Organised with Sharjah Art Foundation in collaboration with The Africa Institute, Serpentine presents a major exhibition titled “State of Oneness” of the pioneering Sudanese artist and leading modernist, Kamala Ibrahim Ishag. The exhibition which began on 7 October 2022 and will run to 29 January 2023 in London, is to celebrate the breadth and importance of Is
hag’s work and offer an insight into her worlds. The exhibition features works spanning from the 1960s to today, including new and never-presented-before works.
Kamala Ibrahim Ishag (b.1939) is a pivotal figure in modern and contemporary art, with a sixty-year career. Her well-known works, in which human and plant forms frequently intersect, employ a particular palette rooted in the colours of the sun, sand, and sky to examine the cyclical movement of life and the intangible aspects of Sudanese women’s lives.
Ishag’s work is inspired by the flora in her home garden in Khartoum; the tales of spirits told by her mother and grandmothers, the field research she conducted with spiritualist women assembling healing Zar rituals, a traditional practice in North Africa, and the surrounding region. Ishag has also drawn on William Blake’s visionary topics and Francis Bacon’s contorted forms from her time in London, which she related to reflections of human faces and figures she observed in the curved windows of Underground trains in the 1960s.
Ishag paints on a variety of materials, including calabashes, screens, and leather drums, in addition to large-scale canvases and works on paper. A selection of the artist’s graphic design practice and material from her personal collection will provide context for her productive career and experiences of living and working mostly in Sudan, with a brief time of self-exile in London and Muscat, Sultanate of Oman, in the 1990s and early 2000s.
Ishag has developed a distinct and broad technique that is not defined by a particular style or movement.
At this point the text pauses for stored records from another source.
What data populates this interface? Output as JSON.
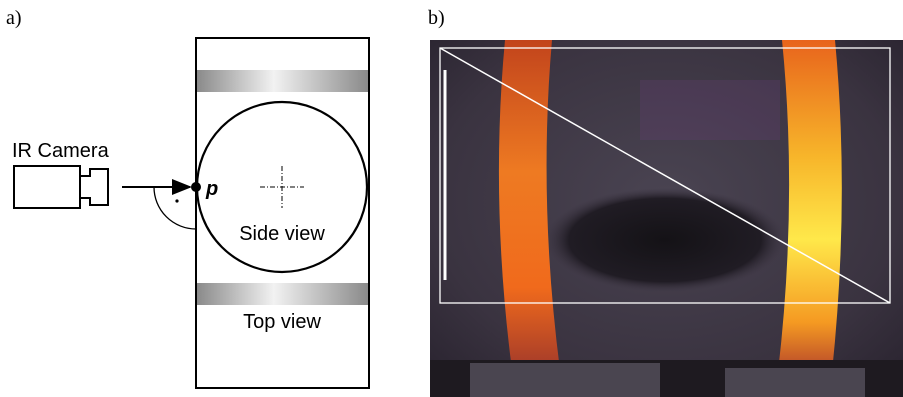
{
  "panel_a": {
    "label": "a)",
    "camera_label": "IR Camera",
    "point_label": "p",
    "side_label": "Side view",
    "top_label": "Top view"
  },
  "panel_b": {
    "label": "b)"
  }
}
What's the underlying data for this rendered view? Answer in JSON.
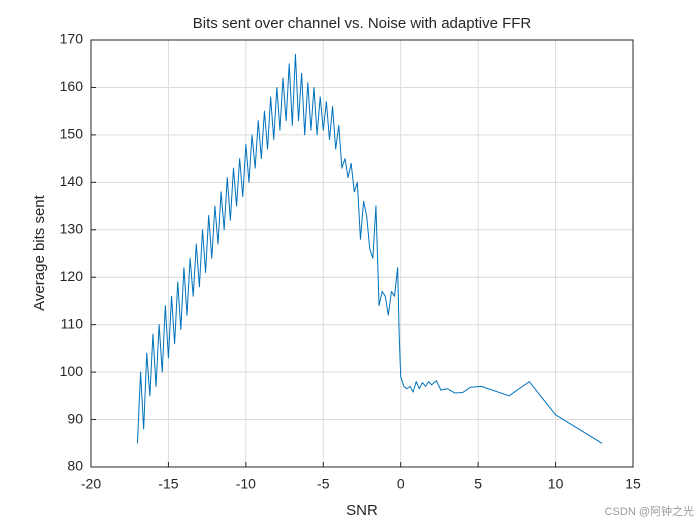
{
  "chart_data": {
    "type": "line",
    "title": "Bits sent over channel vs. Noise with adaptive FFR",
    "x_label": "SNR",
    "y_label": "Average bits sent",
    "watermark": "CSDN @阿钟之光",
    "xlim": [
      -20,
      15
    ],
    "xticks": [
      -20,
      -15,
      -10,
      -5,
      0,
      5,
      10,
      15
    ],
    "ylim": [
      80,
      170
    ],
    "yticks": [
      80,
      90,
      100,
      110,
      120,
      130,
      140,
      150,
      160,
      170
    ],
    "grid": true,
    "series": [
      {
        "color": "#0072BD",
        "x": [
          -17,
          -16.8,
          -16.6,
          -16.4,
          -16.2,
          -16,
          -15.8,
          -15.6,
          -15.4,
          -15.2,
          -15,
          -14.8,
          -14.6,
          -14.4,
          -14.2,
          -14,
          -13.8,
          -13.6,
          -13.4,
          -13.2,
          -13,
          -12.8,
          -12.6,
          -12.4,
          -12.2,
          -12,
          -11.8,
          -11.6,
          -11.4,
          -11.2,
          -11,
          -10.8,
          -10.6,
          -10.4,
          -10.2,
          -10,
          -9.8,
          -9.6,
          -9.4,
          -9.2,
          -9,
          -8.8,
          -8.6,
          -8.4,
          -8.2,
          -8,
          -7.8,
          -7.6,
          -7.4,
          -7.2,
          -7,
          -6.8,
          -6.6,
          -6.4,
          -6.2,
          -6,
          -5.8,
          -5.6,
          -5.4,
          -5.2,
          -5,
          -4.8,
          -4.6,
          -4.4,
          -4.2,
          -4,
          -3.8,
          -3.6,
          -3.4,
          -3.2,
          -3,
          -2.8,
          -2.6,
          -2.4,
          -2.2,
          -2,
          -1.8,
          -1.6,
          -1.4,
          -1.2,
          -1,
          -0.8,
          -0.6,
          -0.4,
          -0.2,
          -0.1,
          0,
          0.2,
          0.4,
          0.6,
          0.8,
          1,
          1.2,
          1.4,
          1.6,
          1.8,
          2,
          2.3,
          2.6,
          3,
          3.5,
          4,
          4.5,
          5.2,
          7,
          8.3,
          10,
          13
        ],
        "values": [
          85,
          100,
          88,
          104,
          95,
          108,
          97,
          110,
          100,
          114,
          103,
          116,
          106,
          119,
          109,
          122,
          112,
          124,
          116,
          127,
          118,
          130,
          121,
          133,
          124,
          135,
          127,
          138,
          130,
          141,
          132,
          143,
          135,
          145,
          137,
          148,
          140,
          150,
          143,
          153,
          145,
          155,
          147,
          158,
          149,
          160,
          151,
          162,
          153,
          165,
          152,
          167,
          153,
          163,
          150,
          161,
          151,
          160,
          150,
          158,
          151,
          157,
          149,
          156,
          147,
          152,
          143,
          145,
          141,
          144,
          138,
          140,
          128,
          136,
          133,
          126,
          124,
          135,
          114,
          117,
          116,
          112,
          117,
          116,
          122,
          108,
          99,
          97,
          96.5,
          97,
          95.8,
          98,
          96.5,
          97.8,
          97,
          98,
          97.3,
          98.2,
          96.2,
          96.5,
          95.6,
          95.7,
          96.8,
          97,
          95,
          98,
          91,
          85
        ]
      }
    ]
  }
}
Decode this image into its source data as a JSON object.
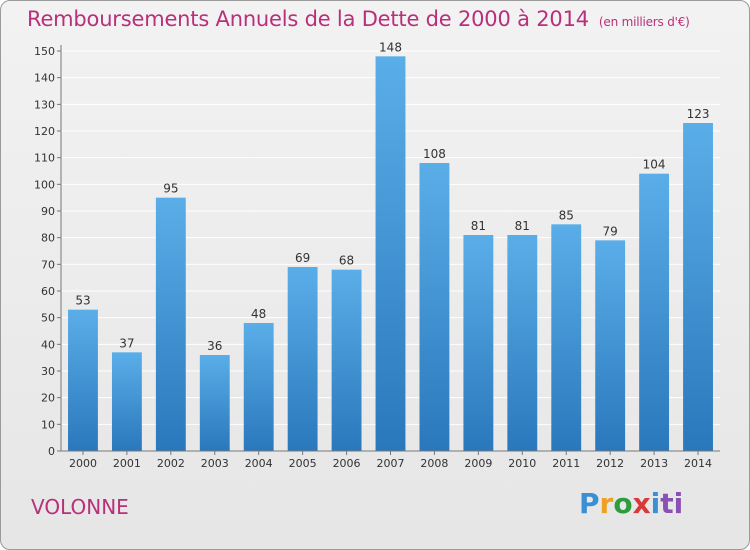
{
  "header": {
    "title": "Remboursements Annuels de la Dette de 2000 à 2014",
    "unit": "(en milliers d'€)"
  },
  "footer": {
    "town": "VOLONNE",
    "logo_letters": [
      "P",
      "r",
      "o",
      "x",
      "i",
      "ti"
    ]
  },
  "colors": {
    "title": "#b8307a",
    "bar_top": "#5aaee8",
    "bar_bottom": "#2a78bc",
    "grid": "#ffffff"
  },
  "chart_data": {
    "type": "bar",
    "title": "Remboursements Annuels de la Dette de 2000 à 2014",
    "xlabel": "",
    "ylabel": "",
    "categories": [
      "2000",
      "2001",
      "2002",
      "2003",
      "2004",
      "2005",
      "2006",
      "2007",
      "2008",
      "2009",
      "2010",
      "2011",
      "2012",
      "2013",
      "2014"
    ],
    "values": [
      53,
      37,
      95,
      36,
      48,
      69,
      68,
      148,
      108,
      81,
      81,
      85,
      79,
      104,
      123
    ],
    "ylim": [
      0,
      150
    ],
    "yticks": [
      0,
      10,
      20,
      30,
      40,
      50,
      60,
      70,
      80,
      90,
      100,
      110,
      120,
      130,
      140,
      150
    ],
    "grid": true,
    "legend": "none"
  }
}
Her work embraces and depicts many earthly and spiritual environments as well as histories of Sudanese visual culture from various ages. The artist also focuses her work on women, spiritualism, Zar rituals, herbs, and stories from her mother and grandmothers on how she has experienced them. Drawing on a diverse range of contexts, Ishag’s work embraces different landscapes, histories and subjects to contemplate themes of spirituality, kinship and human relationships with the natural world.
Ishag was a member of the Khartoum School, an influential Sudanese modernist movement that forged an identity for the newly independent nation by drawing on both Arabo-Islamic and African aesthetic traditions, from the early to mid-1960s. In the mid-1970s, she co-founded the Crystalists, a postmodern conceptual group that challenged the male-dominated and identity-focused art scene in Sudan and pushed for a new aesthetic based on diversity, transparency, and existentialist thought.
Despite her integral role in these groups, Ishag refused to be defined by any singular movement or style. She has shaped a unique and expansive practice that spans global developments in modern and contemporary art. She has been a prominent teacher and mentor to generations of practitioners and her work continues to have a global impact on artists.